Apparently it’s the duty of every female Guardian contributor to air her feminist credentials at regular intervals and to find a feminist angle for pretty much anything that moves. So you can imagine the pressure bearing down on the paper’s feature writer Sophie Heawood, who, deadline looming, strains heroically to make a feminist point. Any feminist point:
My daughter has recently become obsessed with the size of her poos – and they are all big, according to her, whether they look to me like they came out of a greedy Jack Russell or a sickly church mouse. “Big poo, Mummy,” she says, in awed tones – awed by her own bottom. “Big poo.”
Stick with it, she’ll get there. And there may be some classic sentences to file along the way.

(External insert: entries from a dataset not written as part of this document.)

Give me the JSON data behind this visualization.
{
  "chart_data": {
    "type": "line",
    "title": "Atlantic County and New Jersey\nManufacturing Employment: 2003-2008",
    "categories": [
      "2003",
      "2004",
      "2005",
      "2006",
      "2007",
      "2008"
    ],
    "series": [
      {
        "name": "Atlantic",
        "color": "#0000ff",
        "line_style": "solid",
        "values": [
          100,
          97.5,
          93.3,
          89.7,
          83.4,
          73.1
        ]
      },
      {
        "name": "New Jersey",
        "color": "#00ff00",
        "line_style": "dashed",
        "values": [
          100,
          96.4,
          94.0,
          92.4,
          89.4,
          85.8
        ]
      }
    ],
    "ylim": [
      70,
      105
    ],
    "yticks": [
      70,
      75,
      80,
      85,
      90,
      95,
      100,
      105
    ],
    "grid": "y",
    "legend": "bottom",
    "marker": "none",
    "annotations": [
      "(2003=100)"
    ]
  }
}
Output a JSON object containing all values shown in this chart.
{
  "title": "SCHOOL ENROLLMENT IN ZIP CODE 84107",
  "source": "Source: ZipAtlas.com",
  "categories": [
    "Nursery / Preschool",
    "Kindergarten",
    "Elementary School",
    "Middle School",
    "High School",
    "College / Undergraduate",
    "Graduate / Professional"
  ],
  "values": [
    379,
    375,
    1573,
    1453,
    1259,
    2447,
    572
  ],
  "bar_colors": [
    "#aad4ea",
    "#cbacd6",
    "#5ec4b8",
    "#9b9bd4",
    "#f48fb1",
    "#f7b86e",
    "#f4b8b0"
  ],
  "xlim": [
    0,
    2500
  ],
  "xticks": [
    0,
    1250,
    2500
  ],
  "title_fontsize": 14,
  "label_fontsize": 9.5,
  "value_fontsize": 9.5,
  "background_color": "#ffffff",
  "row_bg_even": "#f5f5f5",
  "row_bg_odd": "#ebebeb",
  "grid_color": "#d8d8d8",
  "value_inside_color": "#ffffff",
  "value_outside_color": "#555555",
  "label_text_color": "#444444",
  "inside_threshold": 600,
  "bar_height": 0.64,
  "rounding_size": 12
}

I, in turn, have become desperately proud of her pride. I’m so in love with her big poos that I can’t bear the idea of them stopping.
No. Don’t. Bad dog.
Now brace yourselves because here come the guts of the article, the meat of it, wrapped with a single-ply tissue of regulation feminism:
[I can’t bear the idea] of her realising that they aren’t things you want to show off about. Of the day when somebody makes it clear to her, whether by accident or design, that sweet little girls aren’t supposed to describe the massive steaming achievements cruising out of their bums.
Curse the patriarchy, stopping little goddesses finding triumph and validation in the size of their stools.
That curly little blondes such as she should desire to be small, and contained, and clean, and dress up as pink princesses. And shut up about their dirty selves; already, enough. I dread the day those whopper turds have got to go… And I think about how much of what girls do is about making themselves smaller. Wanting to suck their waists in and be thin. To not have said so much in public, with such an impact. To be like Hello Kitty – all smile, no mouth.
Sorrows such as this must be shared with friends.
A friend told me yesterday that her four-year-old announced she had done a poo “like a brown dolphin.” Another friend remembers her little sister sitting on a potty and saying, “Look! It is a beautiful golden sun!” before they all waved it goodbye, discussing the beautiful sunset as they flushed it down the loo. I know I must, but I am resistant. I do not want to flush my daughter’s beautiful sunsets down the loo.
Hey, don’t blame me for lowering the tone. Julia found it.
Ms Heawood’s logic is somewhat unobvious and readers may not be entirely swayed by her various assumptions. For instance, the assumption that little boys, unlike little girls, are positively encouraged to announce their bowel movements, loudly and in detail, whenever someone is in earshot. Likewise, the assumption that not finding such announcements appropriate or interesting is therefore, somehow, damning evidence of The All-Pervasive Patriarchy™. And then of course there’s the assumption that a toddler’s fascination with the size of her bowel movements can be caused by a visit to the West Coast of the United States:
Of course, it’s no coincidence that her current fixation with size has ballooned while we are on holiday in California… Everything in America is so much bigger than it is at home. The fridge in the place we’re staying is enormous.
Yes, faecal preoccupations are caused by big fridges.
Incidentally, Ms Heawood is also the author of an article titled Capitalism Kills My Vibe, the point of which isn’t at all clear, let alone persuasive, even by the standards set above. We do, though, learn that Ms Heawood was disappointed by some free VIP passes to a Jay-Z concert and that therefore something must be done about capitalism.